Tentang lupa membaca basmalah ketika menyembelih
Orang yang menyengaja tidak membaca basmalah ketika menyembelih maka sembelihannya tidak halal. Sebagaimana firman Allah Ta’ala:
وَلَا تَأْكُلُوا مِمَّا لَمْ يُذْكَرِ اسْمُ اللَّهِ عَلَيْهِ وَإِنَّهُ لَفِسْقٌ
“Dan janganlah kamu memakan binatang-binatang yang tidak disebut nama Allah ketika menyembelihnya. Sesungguhnya perbuatan yang semacam itu adalah suatu kefasikan.”(QS. Al An’am: 121)
Adapun apabila karena lupa maka boleh dimakan sebelihannya.
Bercakap-cakap dalam sholat karena lupa
Orang yang seperti ini tidak batal sholatnya menurut madzhab Imam Syafii.
Lupa makan, minum dan bersetubuh saat puasa
Tidak batal puasa orang yang makan atau minum karena lupa ini berdasarkan hadits Nabi Shollallahu ‘alaihi wasallam:
مَنْ نَسِيَ وَهُوَ صَائِمٌ فَأَكَلَ أَوْشَرِبَ فَلْيُتِمَّ صَوْمَهُ فَإِنَّمَا أَطْعَمَهُ اللهُ وَسَقَاهُ
“Barangsiapa lupa, lalu dia makan atau minum dalam keadaan puasa, hendaknya ia menyempurnakan puasanya, karena Allahlah yang memberi makan dan minum kepadanya.” [HR. Al Bukhari dan Muslim]
Yang berkaitan dengan perbuatan orang yang dipaksa
Kosekuensi hukum yang berkaitan dengan perbuatan orang yang dipaksa berbeda-beda sesuai dengan tingkat pemaksaan dan tabiat dari perbuatan yang orang dipaksa untuk melakukannya.
Orang yang dipaksa adakalanya ada pada kondisi yang dia tidak ada pilihan dan tidak ada kemampuan untuk mengelak, ini seperti orang yang diikat lalu dibawa paksa memasuki tempat yang ia telah bersumpah untuk tidak memasukinya. Orang yang seperti ini tidak dikatakan melanggar sumpah dan tidak berdosa.
Terkadang ada bentuk paksaan yang seorang bisa mengelak, jika dia melakukannya maka perbuatannya ada konsekuensi. Misalnya orang yang dipaksa untuk membunuh orang lain, jika tidak mau membunuh maka dia yang akan dibunuh. Dalam kondisi ini maka tidak boleh seorang membunuh hanya karena ingin menyelamatkan nyawanya.
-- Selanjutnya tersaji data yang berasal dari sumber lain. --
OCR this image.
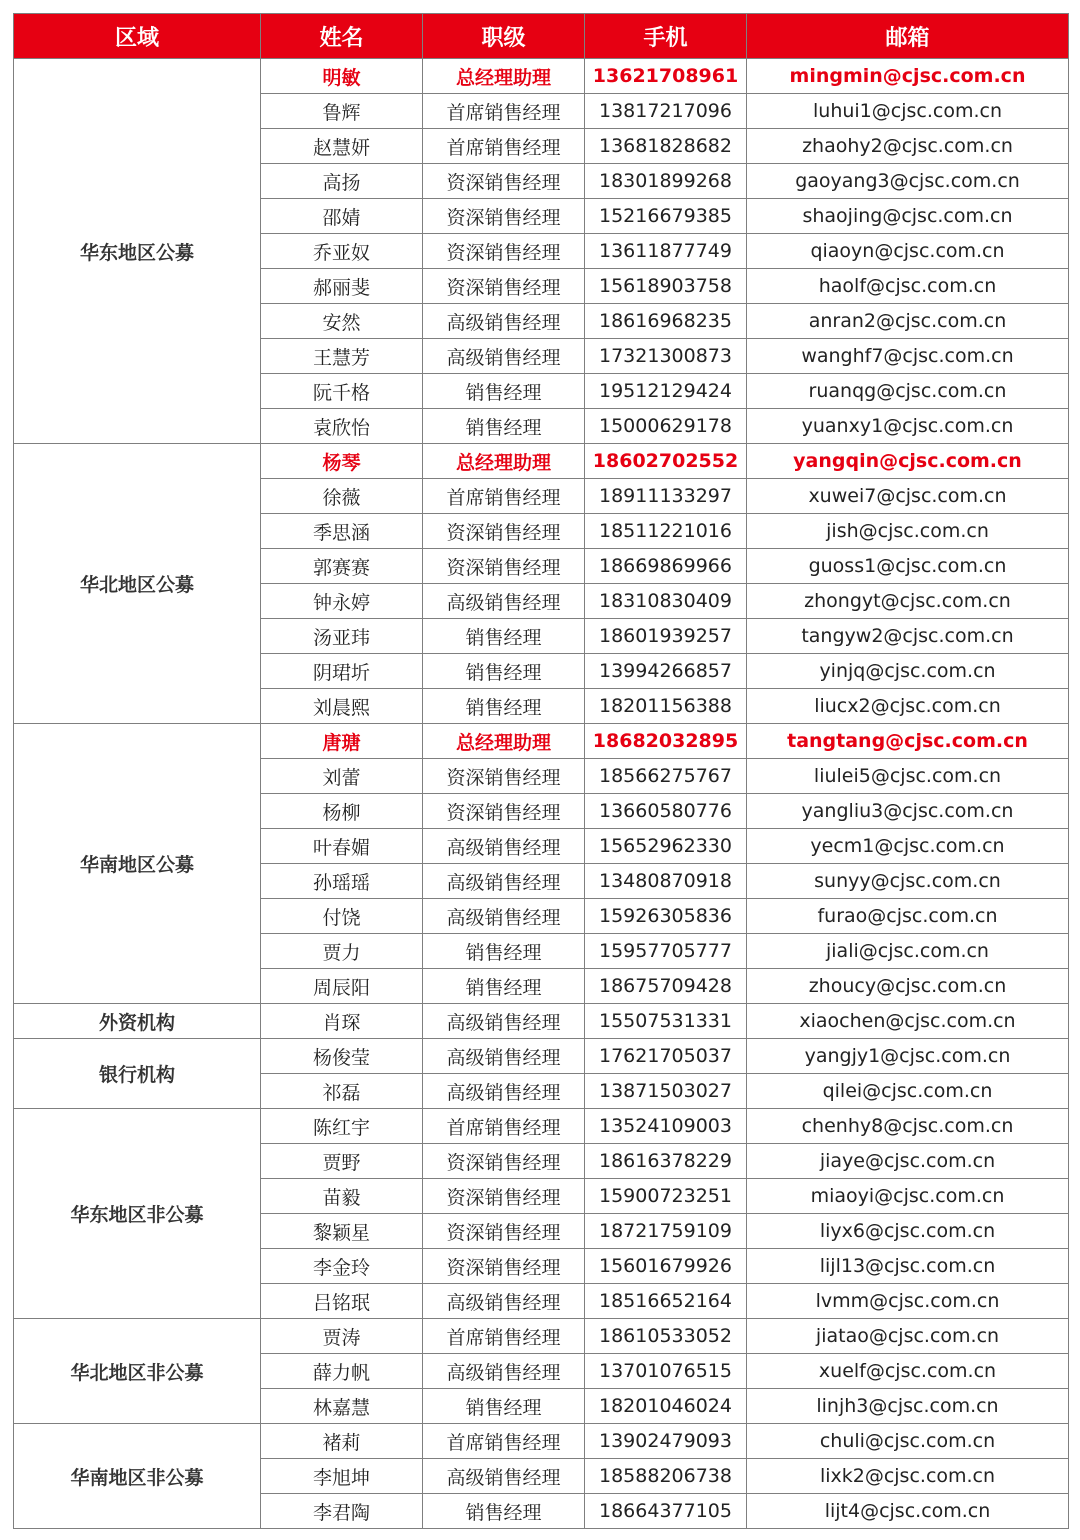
区域	姓名	职级	手机	邮箱
华东地区公募	明敏	总经理助理	13621708961	mingmin@cjsc.com.cn
	鲁辉	首席销售经理	13817217096	luhui1@cjsc.com.cn
	赵慧妍	首席销售经理	13681828682	zhaohy2@cjsc.com.cn
	高扬	资深销售经理	18301899268	gaoyang3@cjsc.com.cn
	邵婧	资深销售经理	15216679385	shaojing@cjsc.com.cn
	乔亚奴	资深销售经理	13611877749	qiaoyn@cjsc.com.cn
	郝丽斐	资深销售经理	15618903758	haolf@cjsc.com.cn
	安然	高级销售经理	18616968235	anran2@cjsc.com.cn
	王慧芳	高级销售经理	17321300873	wanghf7@cjsc.com.cn
	阮千格	销售经理	19512129424	ruanqg@cjsc.com.cn
	袁欣怡	销售经理	15000629178	yuanxy1@cjsc.com.cn
华北地区公募	杨琴	总经理助理	18602702552	yangqin@cjsc.com.cn
	徐薇	首席销售经理	18911133297	xuwei7@cjsc.com.cn
	季思涵	资深销售经理	18511221016	jish@cjsc.com.cn
	郭赛赛	资深销售经理	18669869966	guoss1@cjsc.com.cn
	钟永婷	高级销售经理	18310830409	zhongyt@cjsc.com.cn
	汤亚玮	销售经理	18601939257	tangyw2@cjsc.com.cn
	阴珺圻	销售经理	13994266857	yinjq@cjsc.com.cn
	刘晨熙	销售经理	18201156388	liucx2@cjsc.com.cn
华南地区公募	唐瑭	总经理助理	18682032895	tangtang@cjsc.com.cn
	刘蕾	资深销售经理	18566275767	liulei5@cjsc.com.cn
	杨柳	资深销售经理	13660580776	yangliu3@cjsc.com.cn
	叶春媚	高级销售经理	15652962330	yecm1@cjsc.com.cn
	孙瑶瑶	高级销售经理	13480870918	sunyy@cjsc.com.cn
	付饶	高级销售经理	15926305836	furao@cjsc.com.cn
	贾力	销售经理	15957705777	jiali@cjsc.com.cn
	周辰阳	销售经理	18675709428	zhoucy@cjsc.com.cn
外资机构	肖琛	高级销售经理	15507531331	xiaochen@cjsc.com.cn
银行机构	杨俊莹	高级销售经理	17621705037	yangjy1@cjsc.com.cn
	祁磊	高级销售经理	13871503027	qilei@cjsc.com.cn
华东地区非公募	陈红宇	首席销售经理	13524109003	chenhy8@cjsc.com.cn
	贾野	资深销售经理	18616378229	jiaye@cjsc.com.cn
	苗毅	资深销售经理	15900723251	miaoyi@cjsc.com.cn
	黎颖星	资深销售经理	18721759109	liyx6@cjsc.com.cn
	李金玲	资深销售经理	15601679926	lijl13@cjsc.com.cn
	吕铭珉	高级销售经理	18516652164	lvmm@cjsc.com.cn
华北地区非公募	贾涛	首席销售经理	18610533052	jiatao@cjsc.com.cn
	薛力帆	高级销售经理	13701076515	xuelf@cjsc.com.cn
	林嘉慧	销售经理	18201046024	linjh3@cjsc.com.cn
华南地区非公募	褚莉	首席销售经理	13902479093	chuli@cjsc.com.cn
	李旭坤	高级销售经理	18588206738	lixk2@cjsc.com.cn
	李君陶	销售经理	18664377105	lijt4@cjsc.com.cn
Dipaksa untuk melakukan zina dan perkara yang diharamkan selain membunuh
Mayoritas ulama berpendapat bahwa orang yang dipaksa untuk melakukan yang diharamkan seperti mencuri, minum khomer dan semisalnya maka boleh baginya melakukannya dengan menanggung apa yang ia rusak dari hak manusia.
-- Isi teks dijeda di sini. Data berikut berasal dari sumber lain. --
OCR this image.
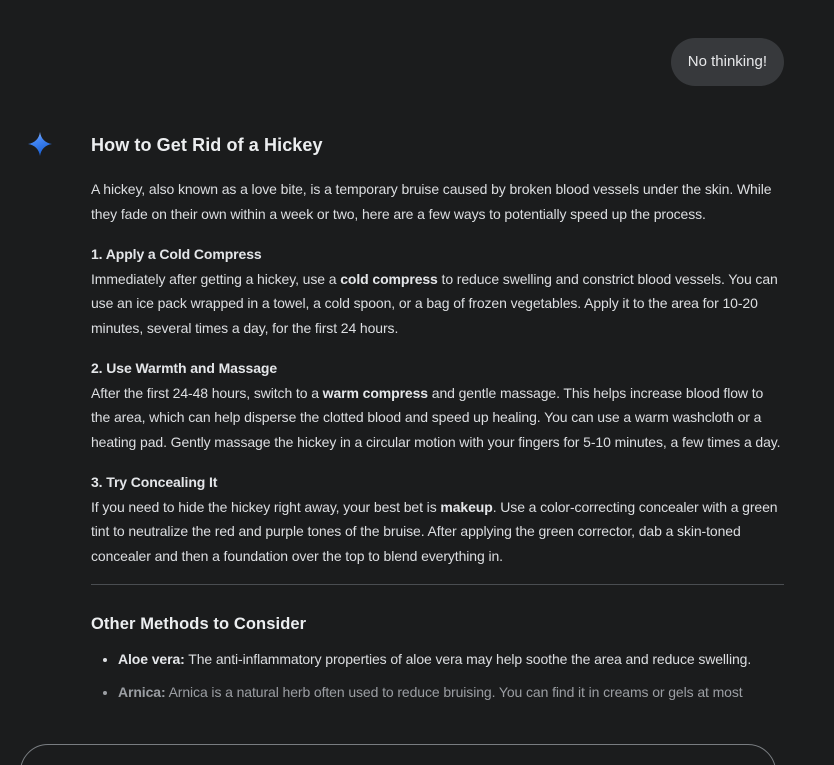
No thinking!
How to Get Rid of a Hickey

A hickey, also known as a love bite, is a temporary bruise caused by broken blood vessels under the skin. While they fade on their own within a week or two, here are a few ways to potentially speed up the process.

1. Apply a Cold Compress
Immediately after getting a hickey, use a cold compress to reduce swelling and constrict blood vessels. You can use an ice pack wrapped in a towel, a cold spoon, or a bag of frozen vegetables. Apply it to the area for 10-20 minutes, several times a day, for the first 24 hours.

2. Use Warmth and Massage
After the first 24-48 hours, switch to a warm compress and gentle massage. This helps increase blood flow to the area, which can help disperse the clotted blood and speed up healing. You can use a warm washcloth or a heating pad. Gently massage the hickey in a circular motion with your fingers for 5-10 minutes, a few times a day.

3. Try Concealing It
If you need to hide the hickey right away, your best bet is makeup. Use a color-correcting concealer with a green tint to neutralize the red and purple tones of the bruise. After applying the green corrector, dab a skin-toned concealer and then a foundation over the top to blend everything in.

Other Methods to Consider
• Aloe vera: The anti-inflammatory properties of aloe vera may help soothe the area and reduce swelling.
• Arnica: Arnica is a natural herb often used to reduce bruising. You can find it in creams or gels at most
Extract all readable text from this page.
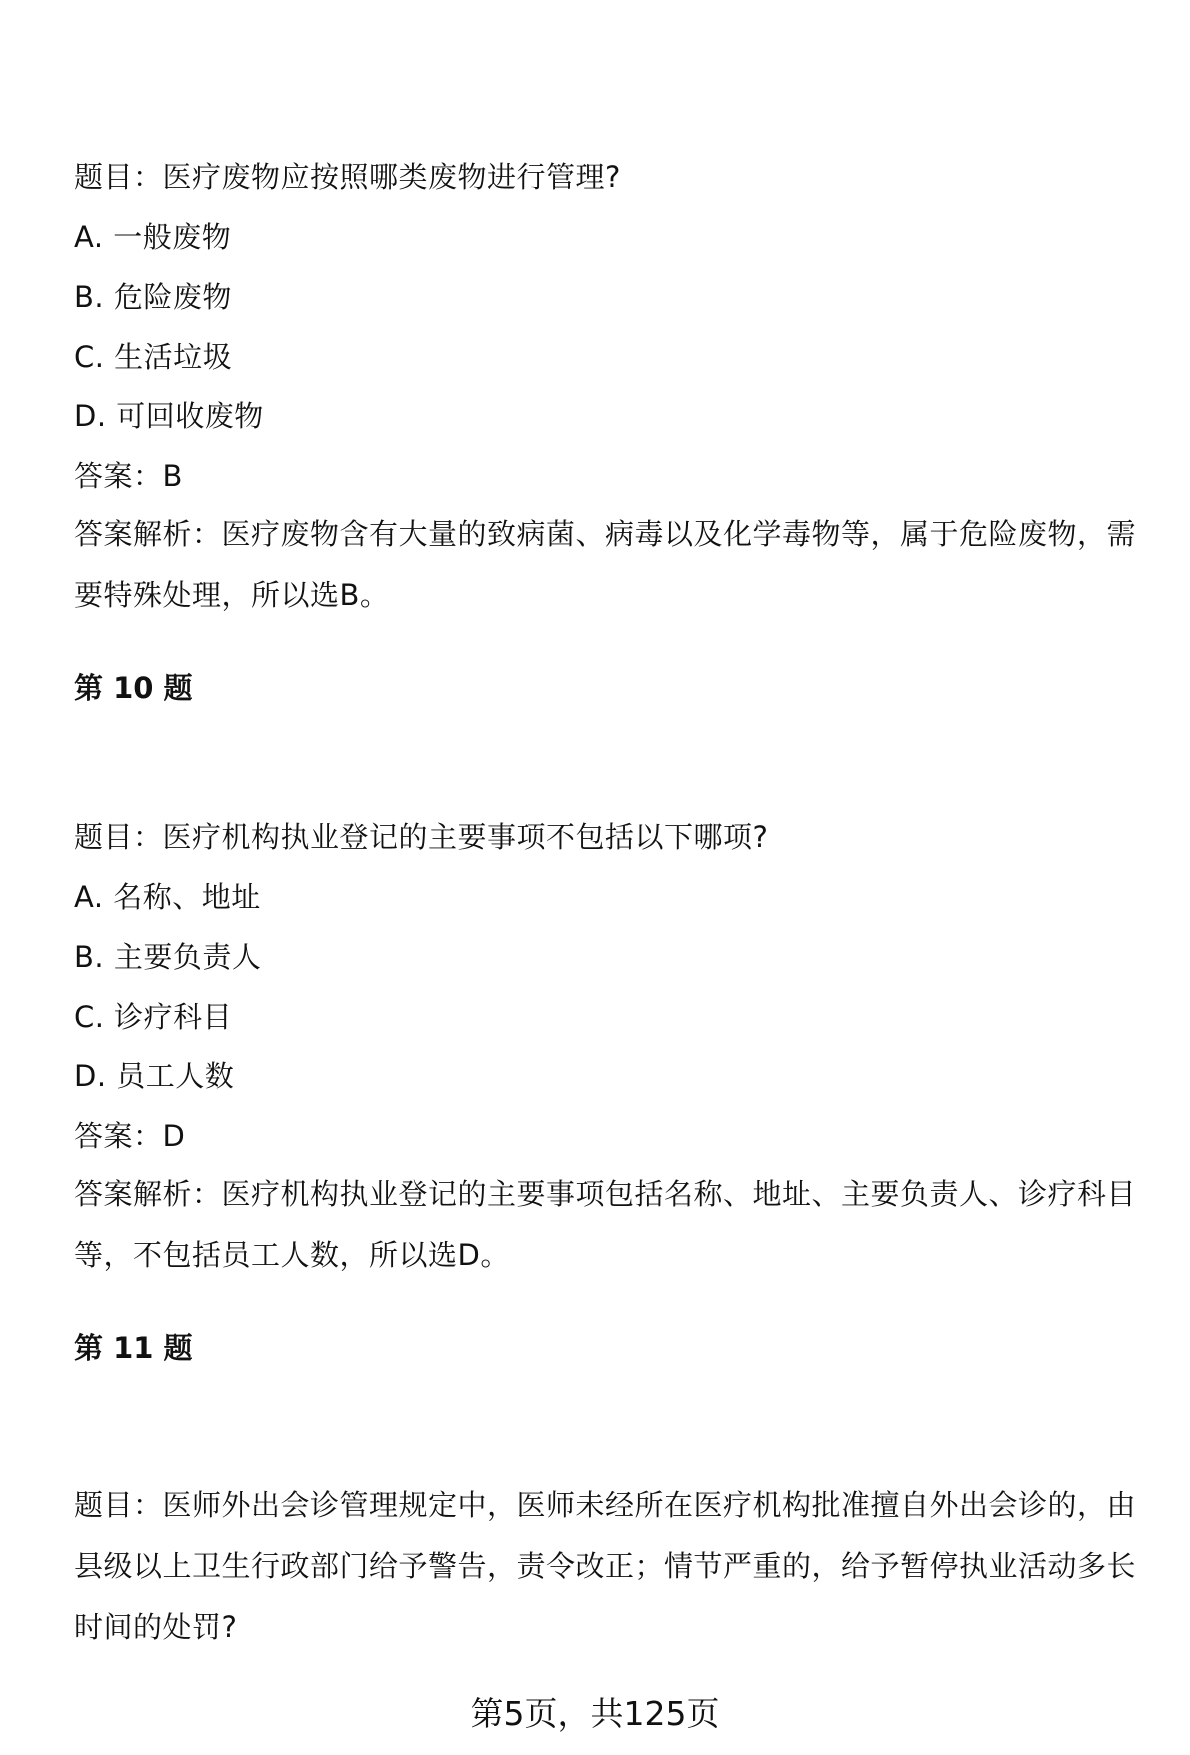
题目：医疗废物应按照哪类废物进行管理?
A. 一般废物
B. 危险废物
C. 生活垃圾
D. 可回收废物
答案：B
答案解析：医疗废物含有大量的致病菌、病毒以及化学毒物等，属于危险废物，需要特殊处理，所以选B。
第 10 题
题目：医疗机构执业登记的主要事项不包括以下哪项?
A. 名称、地址
B. 主要负责人
C. 诊疗科目
D. 员工人数
答案：D
答案解析：医疗机构执业登记的主要事项包括名称、地址、主要负责人、诊疗科目等，不包括员工人数，所以选D。
第 11 题
题目：医师外出会诊管理规定中，医师未经所在医疗机构批准擅自外出会诊的，由县级以上卫生行政部门给予警告，责令改正；情节严重的，给予暂停执业活动多长时间的处罚?
第5页，共125页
Catatan: Pemaksaan yang seorang tidak dicatat sebagai dosa bila melakukan pelanggaran adalah jika sampai pada tingkatan terancam nyawanya, anggota tubuhnya, hartanya dan yang semisalnya dimana dia tidak bisa mengelaknya.
Pemaksaan atas perkataan
Mayoritas ulama menyatakan bahwa pemaksaan bisa terjadi pada segala ucapan. Maka, siapa dipaksa atas suatu ucapan yang di haramkan, tidak ada dosa atasnya dan ucapannya tidak berkonsekuensi apapun. Contoh dari ini adalah orang yang dipaksa mengucapkan kata-kata kekufuran. Allah tidak mencatatnya sebagai dosa sebagaimana firmanNya:
إِلَّا مَنْ أُكْرِهَ وَقَلْبُهُ مُطْمَئِنٌّ بِالْإِيمَانِ
“Kecuali orang yang dipaksa kafir padahal hatinya tetap tenang dalam beriman (dia tidak berdosa)”(QS. An Nahl: 106)
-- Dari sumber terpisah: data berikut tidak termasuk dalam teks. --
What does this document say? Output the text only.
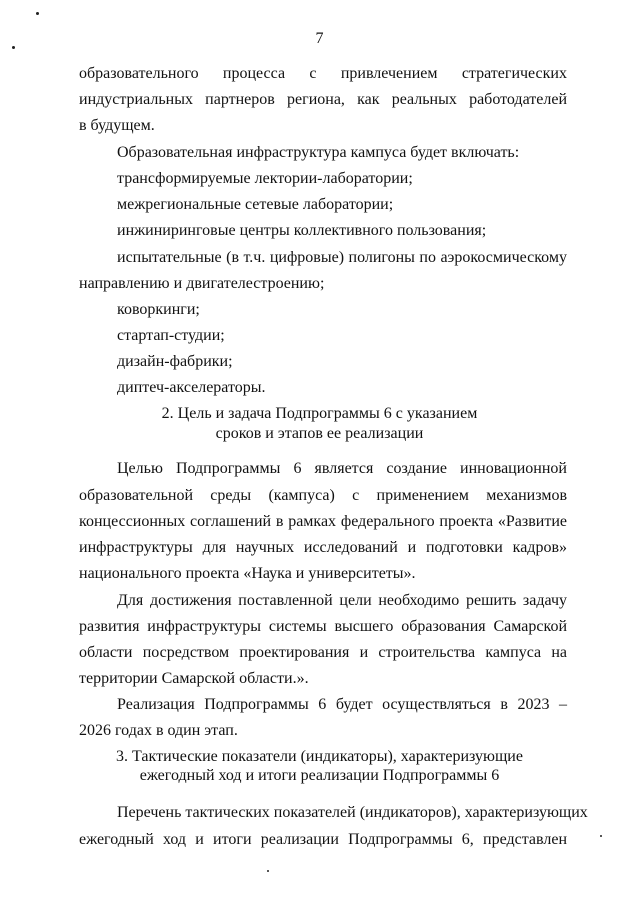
7
образовательного процесса с привлечением стратегических
индустриальных партнеров региона, как реальных работодателей
в будущем.
Образовательная инфраструктура кампуса будет включать:
трансформируемые лектории-лаборатории;
межрегиональные сетевые лаборатории;
инжиниринговые центры коллективного пользования;
испытательные (в т.ч. цифровые) полигоны по аэрокосмическому
направлению и двигателестроению;
коворкинги;
стартап-студии;
дизайн-фабрики;
диптеч-акселераторы.
2. Цель и задача Подпрограммы 6 с указанием
сроков и этапов ее реализации
Целью Подпрограммы 6 является создание инновационной
образовательной среды (кампуса) с применением механизмов
концессионных соглашений в рамках федерального проекта «Развитие
инфраструктуры для научных исследований и подготовки кадров»
национального проекта «Наука и университеты».
Для достижения поставленной цели необходимо решить задачу
развития инфраструктуры системы высшего образования Самарской
области посредством проектирования и строительства кампуса на
территории Самарской области.».
Реализация Подпрограммы 6 будет осуществляться в 2023 –
2026 годах в один этап.
3. Тактические показатели (индикаторы), характеризующие
ежегодный ход и итоги реализации Подпрограммы 6
Перечень тактических показателей (индикаторов), характеризующих
ежегодный ход и итоги реализации Подпрограммы 6, представлен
Pemaksaan atas ucapan juga berlaku pada akad nikah, jual beli, dan pembatalan seperti pemaksaan atas cerai, rujuk, sumpah dan nadzar. Nabi Shollallahu ‘alaihi wasallam bersabda:
لَاطَلَاقَ وَلَاعِتَاقَ فِى إِغْلاقٍ
“Tidak ada perceraian dan pemerdekaan budak dalam keadaan dipaksa.” [Hadits hasan riwayat Abu Daud]
Keridloan orang yang dipaksa
Bila nampak pada orang yang dipaksa keridloan terhadap apa yang ia dipaksa dengannya dan adanya keinginan dari dirinya untuk melakukannya maka dianggap sah apa yang dia jalani dari akad dan semisalnya.
Pemaksaan yang dianggap sah
Bila seorang dipaksa untuk mengucapkan atau melakukan sesuatu yang ia diwajibkan atasnya maka pemaksaannya tidak menghalangi dari ditetapkannya hukum atasnya. Sebagai contoh.
1. Orang kafir yang berada dinegeri yang dihukumi negeri perang bila dipaksa masuk islam lalu dia mengucapkan syahadat maka sah islamnya.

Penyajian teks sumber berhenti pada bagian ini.